It is a picturesque
downhill trek from the Dalai Lama’s residence in McLeod Ganj to Tenzin
Tsundue’s house, a few metres uphill from the main bazaar of Dharamsala. The
poet, essayist and activist lives in one of the rented rooms of an almost
100-year-old British bungalow, exuding an old-world charm even in disrepair. He
calls it the Rangzen Ashram (rangzen meaning “freedom” in Tibetan).
Four other tenants live with him in the “ashram”.
“The roof leaks,” he says as he gives me a tour of the house.
clever rain come
from behind my room,
the treacherous walls lift
their heels and allow
a small flood into my room.
… This room has sheltered
many homeless people.
(From Tsundue’s poem “When it rains in Dharamsala”)

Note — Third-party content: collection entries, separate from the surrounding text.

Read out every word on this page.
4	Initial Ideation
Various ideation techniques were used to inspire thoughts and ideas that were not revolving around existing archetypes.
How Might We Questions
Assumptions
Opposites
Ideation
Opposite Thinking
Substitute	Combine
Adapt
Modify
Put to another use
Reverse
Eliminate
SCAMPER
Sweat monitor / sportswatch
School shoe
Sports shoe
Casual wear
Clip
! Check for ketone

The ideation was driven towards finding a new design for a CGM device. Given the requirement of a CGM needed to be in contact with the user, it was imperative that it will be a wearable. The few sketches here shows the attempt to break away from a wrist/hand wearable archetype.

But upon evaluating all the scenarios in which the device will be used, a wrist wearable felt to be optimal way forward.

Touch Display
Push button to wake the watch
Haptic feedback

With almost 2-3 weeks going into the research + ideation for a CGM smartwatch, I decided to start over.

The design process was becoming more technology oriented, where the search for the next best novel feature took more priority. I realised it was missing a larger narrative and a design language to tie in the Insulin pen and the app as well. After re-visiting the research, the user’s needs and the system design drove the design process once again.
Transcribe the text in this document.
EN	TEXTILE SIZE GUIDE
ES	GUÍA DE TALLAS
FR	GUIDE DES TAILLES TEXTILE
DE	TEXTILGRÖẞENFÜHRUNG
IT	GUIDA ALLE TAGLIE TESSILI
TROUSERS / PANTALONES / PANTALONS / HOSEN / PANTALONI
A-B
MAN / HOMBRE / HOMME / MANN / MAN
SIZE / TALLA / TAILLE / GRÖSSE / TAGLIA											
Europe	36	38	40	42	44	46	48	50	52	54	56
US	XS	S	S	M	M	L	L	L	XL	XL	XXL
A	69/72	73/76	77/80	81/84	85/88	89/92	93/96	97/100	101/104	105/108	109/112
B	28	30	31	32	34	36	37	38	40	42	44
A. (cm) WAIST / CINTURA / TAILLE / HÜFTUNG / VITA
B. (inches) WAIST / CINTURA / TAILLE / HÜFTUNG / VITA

Tsundue’s “island-nation bed” is surrounded on all sides by piles of books—mostly non-fiction and poetry—resting on every possible surface. Neruda, Tagore and Khalil Gibran peep from between thick books on China written by young Chinese authors.
In the common room that he shares with other tenants of the house, a charcoal sketch of Arundhati Roy vies for attention with a portrait of the Dalai Lama just above the dining table. Tsundue greatly admires the Booker-winning author-activist and he made her sketch, his one and only, in 2003. The table is full of Losar goodies.
I am Tibetan.
But I am not from Tibet.
Never been there.
Yet I dream
of dying there.
(From “My Tibetanness”)
An India-born Tibetan refugee in Dharamsala, Tsundue has authored four books of poetry and essays—Crossing the Border (1999), Semshook (2007), Tsengol (2012), and the more popular Kora (2002).He is the winner of the first Outlook-Picador Non-Fiction Competition in 2001.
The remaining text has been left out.